In planning and performing our audit of
the financial
statements of Montgomery Global Long-
Short Fund, Montgomery U.S. Asset Allocation Fund
(formerly Montgomery U.S. Asset
Allocation Fund), Montgomery Emerging Markets
Focus Fund,
Montgomery Institutional Series:
Emerging Markets Portfolio, Montgomery
Institutional Series: International Growth
 Portfolio,
(five portfolios of The Montgomery Funds II)
(collectively the "Funds") for the year ended
June
30, 2000, we considered their internal control,
including control activities for safeguarding
securities, in order to determine our auditing
procedures for the purpose of expressing our
opinion on the financial statements and to
comply with the requirements of Form N-SAR,
not to
provide assurance on internal control.

The management of the Funds is responsible
 for establishing and maintaining internal
 control.  In
fulfilling this responsibility, estimates
 and judgments by management are required
 to assess the
expected benefits and related
 costs of controls.  Generally, controls
that are relevant to an audit
pertain to the entity's objective of preparing
 financial statements for external purposes
that are
fairly presented in conformity with accounting
principles generally accepted in the United States.
Those controls include the safeguarding of assets
against unauthorized acquisition, use or
disposition.

Because of inherent limitations in internal
control, errors or fraud may occur and not
 be detected.
Also, projection of any evaluation of
internal control to future periods is subject to
the risk that
controls may become inadequate because of changes
 in conditions or that the effectiveness of
their design and operation may deteriorate.

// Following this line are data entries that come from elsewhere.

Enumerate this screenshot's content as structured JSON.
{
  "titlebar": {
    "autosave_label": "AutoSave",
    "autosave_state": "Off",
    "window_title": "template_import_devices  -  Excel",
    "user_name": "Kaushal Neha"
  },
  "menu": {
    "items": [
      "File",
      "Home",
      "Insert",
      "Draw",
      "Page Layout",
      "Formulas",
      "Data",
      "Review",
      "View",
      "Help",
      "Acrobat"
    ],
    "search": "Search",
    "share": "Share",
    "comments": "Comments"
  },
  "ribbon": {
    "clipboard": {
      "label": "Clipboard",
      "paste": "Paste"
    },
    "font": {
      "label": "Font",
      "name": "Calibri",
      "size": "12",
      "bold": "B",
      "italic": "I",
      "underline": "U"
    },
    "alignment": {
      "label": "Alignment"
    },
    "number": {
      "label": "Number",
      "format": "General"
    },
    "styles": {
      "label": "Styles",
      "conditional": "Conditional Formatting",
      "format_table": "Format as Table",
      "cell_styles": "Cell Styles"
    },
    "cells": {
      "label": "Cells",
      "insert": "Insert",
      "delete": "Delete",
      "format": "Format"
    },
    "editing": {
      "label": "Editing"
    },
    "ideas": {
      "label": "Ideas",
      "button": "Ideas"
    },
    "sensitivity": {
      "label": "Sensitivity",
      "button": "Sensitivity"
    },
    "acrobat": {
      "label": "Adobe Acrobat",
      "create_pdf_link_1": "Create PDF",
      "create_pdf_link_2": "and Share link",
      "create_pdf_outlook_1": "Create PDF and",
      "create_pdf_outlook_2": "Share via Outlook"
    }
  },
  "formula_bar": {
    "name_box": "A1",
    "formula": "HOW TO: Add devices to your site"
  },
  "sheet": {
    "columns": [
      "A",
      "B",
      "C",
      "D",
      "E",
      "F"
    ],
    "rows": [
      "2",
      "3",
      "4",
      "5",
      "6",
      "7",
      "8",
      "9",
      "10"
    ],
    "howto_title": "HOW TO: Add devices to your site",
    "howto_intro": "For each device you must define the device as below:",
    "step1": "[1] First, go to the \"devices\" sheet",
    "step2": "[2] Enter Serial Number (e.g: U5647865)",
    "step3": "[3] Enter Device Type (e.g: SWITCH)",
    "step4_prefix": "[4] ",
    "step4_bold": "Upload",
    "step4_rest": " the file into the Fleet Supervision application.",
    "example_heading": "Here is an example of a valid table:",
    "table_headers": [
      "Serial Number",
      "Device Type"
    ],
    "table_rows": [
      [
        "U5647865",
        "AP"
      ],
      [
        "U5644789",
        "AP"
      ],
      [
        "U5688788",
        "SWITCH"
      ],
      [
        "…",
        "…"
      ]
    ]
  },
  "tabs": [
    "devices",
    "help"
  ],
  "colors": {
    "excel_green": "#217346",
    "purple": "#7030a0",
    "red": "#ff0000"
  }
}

Our consideration of internal control would
not necessarily disclose all matters in internal
 control
that might be material weaknesses under standards
established by the American Institute of
Certified Public Accountants.  A material weakness
is a condition in which the design or
operation of one or more of the internal control
 components does not reduce to a relatively low
level the risk that misstatements caused by error
or fraud in amounts that would be material in
relation to the financial statements being
audited may occur and not be detected within
a timely
period by employees in the normal course of
performing their assigned functions.
However, we
noted no matters involving internal control and
 its operation, including controls for
safeguarding
securities that we consider to be material
weaknesses as defined above as of June 30, 2000.

This report is intended solely for the
information and use of the Board of
Trustees, management
and the Securities and Exchange
 Commission and is not intended to
 be and should not be used by
anyone other than these specified parties.